Cet aspect tragédie est aussi symptomatique du manque de légèreté et d'humour qui caractérisent la saga. Daniel Craig nous joue un personnage bien trop sombre pour révéler cette désinvolture de l'agent et finalement les quelques traits d'humours qu'il lance au long du film se révèlent surtout les indices des tourments intérieurs du personnage. James Bond est censé incarné une sorte de super-héros qu'on admire et pas pour lequel on compatit.

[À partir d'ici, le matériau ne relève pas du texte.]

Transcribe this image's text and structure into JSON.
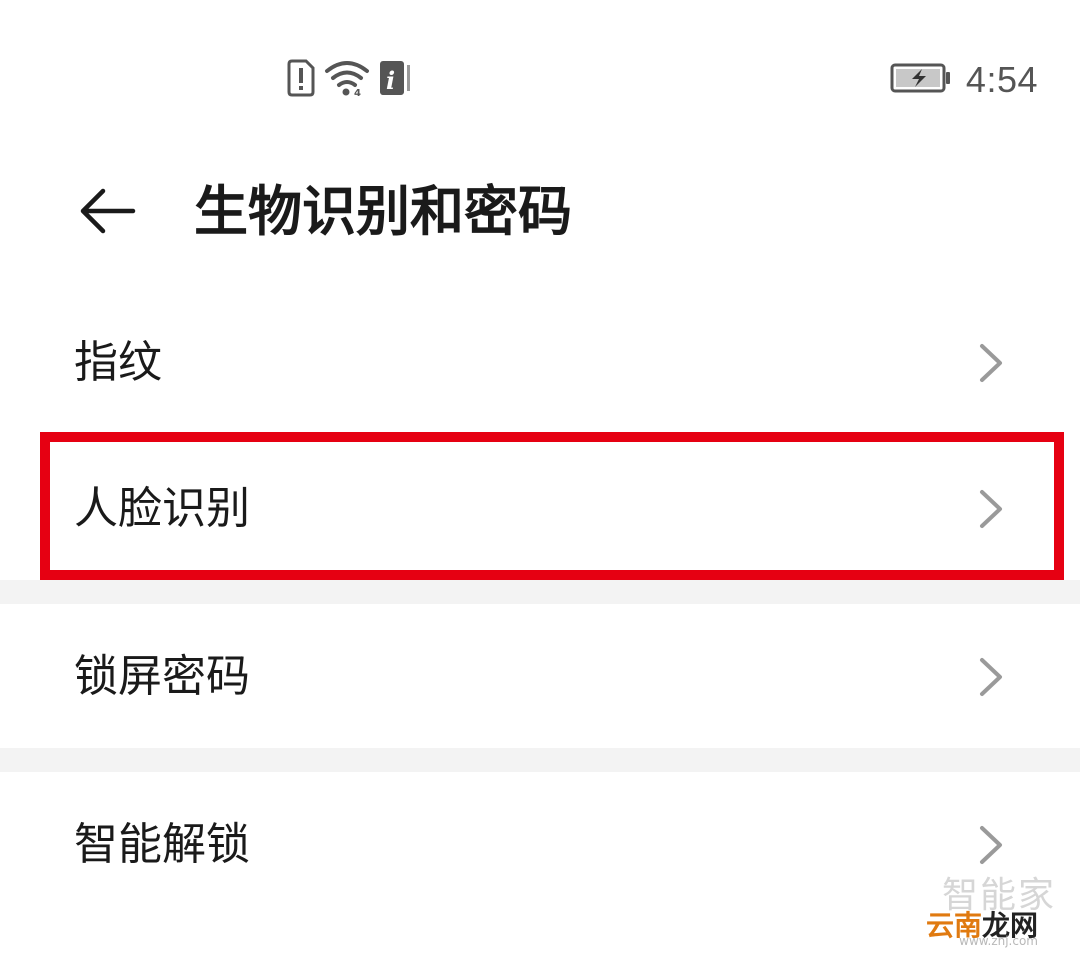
{
  "status_bar": {
    "time": "4:54",
    "icons_left": [
      "sim-alert-icon",
      "wifi-icon",
      "info-icon"
    ],
    "icons_right": [
      "battery-charging-icon"
    ]
  },
  "header": {
    "back_icon": "arrow-left-icon",
    "title": "生物识别和密码"
  },
  "groups": [
    {
      "items": [
        {
          "label": "指纹",
          "icon": "chevron-right-icon"
        },
        {
          "label": "人脸识别",
          "icon": "chevron-right-icon",
          "highlighted": true
        }
      ]
    },
    {
      "items": [
        {
          "label": "锁屏密码",
          "icon": "chevron-right-icon"
        }
      ]
    },
    {
      "items": [
        {
          "label": "智能解锁",
          "icon": "chevron-right-icon"
        }
      ]
    }
  ],
  "colors": {
    "highlight_border": "#e60012",
    "separator": "#f3f3f3",
    "chevron": "#9a9a9a",
    "text": "#1a1a1a"
  },
  "watermark": {
    "line1": "智能家",
    "line2_part1": "云南",
    "line2_part2": "龙网",
    "url": "www.znj.com"
  }
}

Je vais quand même terminer par les bons côtés ! Déjà Eva Green est une James Bond girl que j'ai trouvé excellente, jouant merveilleuse de son rôle de femme fatale, belle et troublante, attachante et traîtresse ! James Bond, ce sont aussi les James Bond Girls, sans oublier les vilains ! Et j'adore Mads Mikkelsen dans ce rôle du Chiffre ! Très bon vilain, il a cependant sa propre originalité. Tout en restant une menace d'ordre international, on est loin de ceux devenus trop récurrents jusqu'à Casino Royale représentant un danger planétaire. Cela le rend d'autant plus crédible et charismatique, je trouve. Ces deux critères permettent aux films de conserver malgré tout une bonne partie des caractéristiques d'un James Bond selon moi.


Quant au scénario, j'ai trouvé assez intéressante la structure nous présentant d'abord une heure d'enquête pour découvrir l'identité du grand méchant puis une heure de confrontation avec celui-ci autour de la table de poker plus ou moins ! Le début du film intégrait tout de même selon moi des scènes d'actions un poil trop longue et surtout se succédant trop rapidement, mais ce n'était pas désagréable pour autant. Je reprocherai par contre au film, cette mini-intrigue supplémentaire qui se rajoute à la mort du vilain qui semble sortie de nulle part. Certes elle nous permet alors de marquer le côté ambivalent de Vesper et donne à ce personnage un intérêt supplémentaire. Mais l'intrigue en elle-même se révèle expédié, tout va trop vite, sans approfondissement. Un nouvel adversaire se dessine, qui est retrouvé et expédié en trois minutes à la fin. Sans que cette intrigue soit vraiment relié à celle précédente. La troisième partie de ce film est clairement dispensable voire nuisible à la tenue de l'intrigue ! Confuse, elle pose trop de questions et les quelques réponses qui nous sont amenés le sont d'une manière tellement grossière et sans saveur, qu'on ne peut s'en satisfaire...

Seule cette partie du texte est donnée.